DNS reconnaissance is a piece of the data-gathering stage on a penetration test engagement. When a penetration tester is playing out, DNS surveillance is endeavoring to acquire as much data as he can in regards to the DNS servers and their records. The information that can be accumulated may unveil the network foundation of the organization without alarming the IDS/IPS. It is foreseeable that the majority of the organizations are not checking their DNS server traffic and those that do monitor the zone transfer endeavors.
One of the online DNS reconnaissances is “Robtex,” which uses various sources to gather public information about IP addresses, domain names, autonomous systems, hostnames, routes, etc. It then indexes the information in a big database and provides free access to the data.
To use this tool, visit the “https://www.robtex.com/“ webpage and type any target domain name to perform a DNS reconnaissance.
From the subsequent page, you can navigate further between the different tabs.

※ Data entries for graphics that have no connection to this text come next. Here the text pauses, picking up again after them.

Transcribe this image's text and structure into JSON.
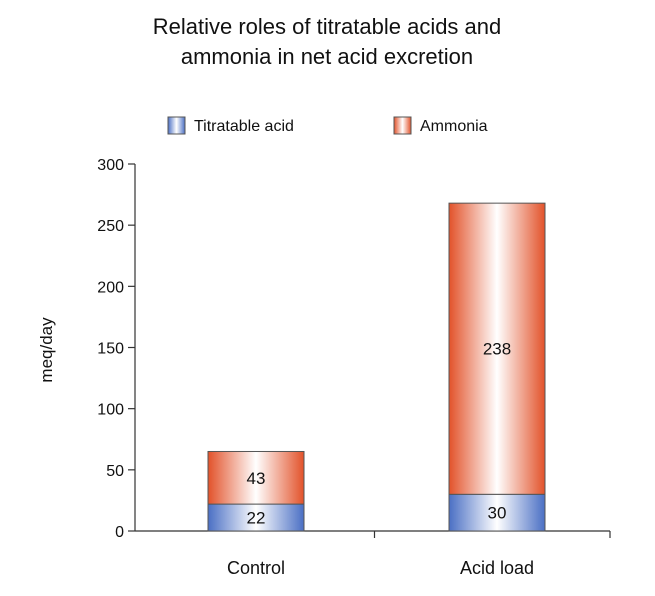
{
  "chart_data": {
    "type": "bar",
    "stacked": true,
    "title_lines": [
      "Relative roles of titratable acids and",
      "ammonia in net acid excretion"
    ],
    "xlabel": "",
    "ylabel": "meq/day",
    "ylim": [
      0,
      300
    ],
    "yticks": [
      0,
      50,
      100,
      150,
      200,
      250,
      300
    ],
    "categories": [
      "Control",
      "Acid load"
    ],
    "series": [
      {
        "name": "Titratable acid",
        "values": [
          22,
          30
        ],
        "color": "#4a6fc4"
      },
      {
        "name": "Ammonia",
        "values": [
          43,
          238
        ],
        "color": "#e2522a"
      }
    ],
    "legend_position": "top",
    "grid": false
  }
}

This tool searches for an IP number and gets which hostnames point to it. The reverse DNS records work not only for IP addresses but also for MX (mail server) records and NS (name server) records. It also makes a Whois lookup for a registered domain in different Whois databases to find contact information with the registration and expiration date.
Robtex can provide information on reverse DNS lookups. It will look for an IP address and determine which hostnames are associated with it. Not only do reverse DNS records function for IP addresses, but they also work for MX (mail server) and NS (name server) records.